Avec une palette de plus de 300 produits affichant un taux d’intégration de plus de 40 %, l’Algérie pourrait obtenir des certificats « Made in Algeria  » ou « Made in Africa », bénéficiant ainsi d’exonérations fiscales et douanières et renforçant sa compétitivité sur le marché africain ». Pour Hidoussi, « cette première étape vise à accroître le volume des échanges commerciaux entre l’Algérie et l’Afrique, alors que la deuxième étape consiste à les intensifier en encourageant les investisseurs algériens à pénétrer le marché africain ». Cette démarche peut s’effectuer, explique-t-il, « à travers des partenariats locaux, des acquisitions d’entreprises locales, ou même la création directe d’entreprises en collaboration avec des partenaires africains ».

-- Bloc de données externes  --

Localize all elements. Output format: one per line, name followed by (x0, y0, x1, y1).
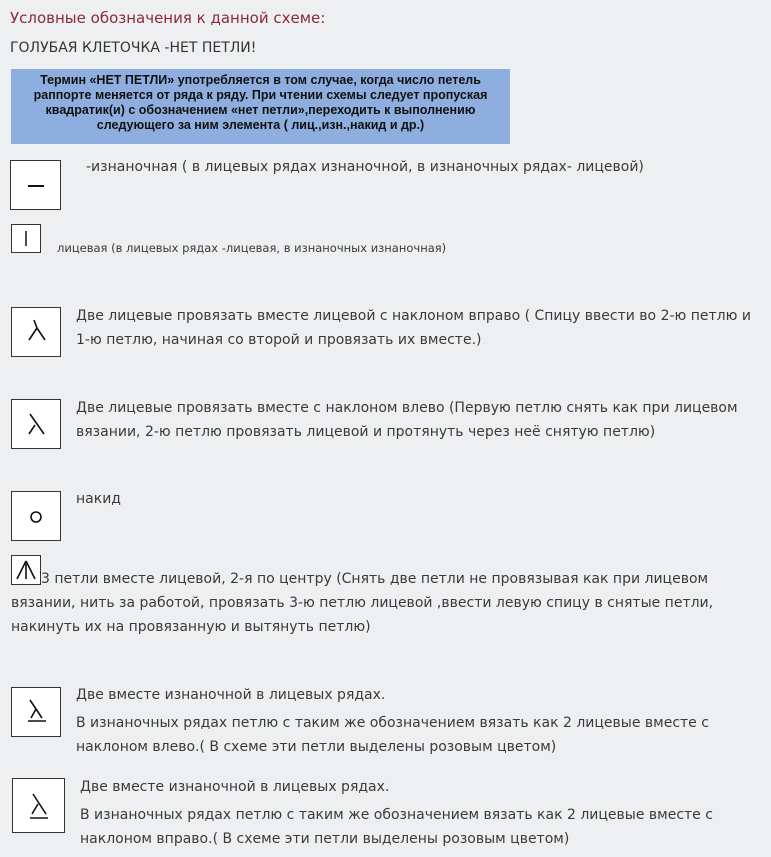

Selon l’expert, « cette stratégie renforcera la présence de l’Algérie en Afrique de manière significative ». D’autant plus, dit-il, qu’ « il existe une détermination à jouer un rôle prépondérant en Afrique en capitalisant sur ces atouts à savoir un secteur bancaire solide, une infrastructure bien établie, et un soutien politique substantiel ». Ces démarches concrètes indiquent, selon lui, « une vision audacieuse pour l’avenir, où l’Algérie pourrait consolider sa position au sein du marché africain, renforcer les liens commerciaux et promouvoir la prospérité collective ».

« Les synergies créées contribuent à une croissance collective, à l’amélioration des infrastructures locales, au renforcement des économies des pays bénéficiaires et à la résilience face aux défis économiques mondiaux », a-t-il conclu.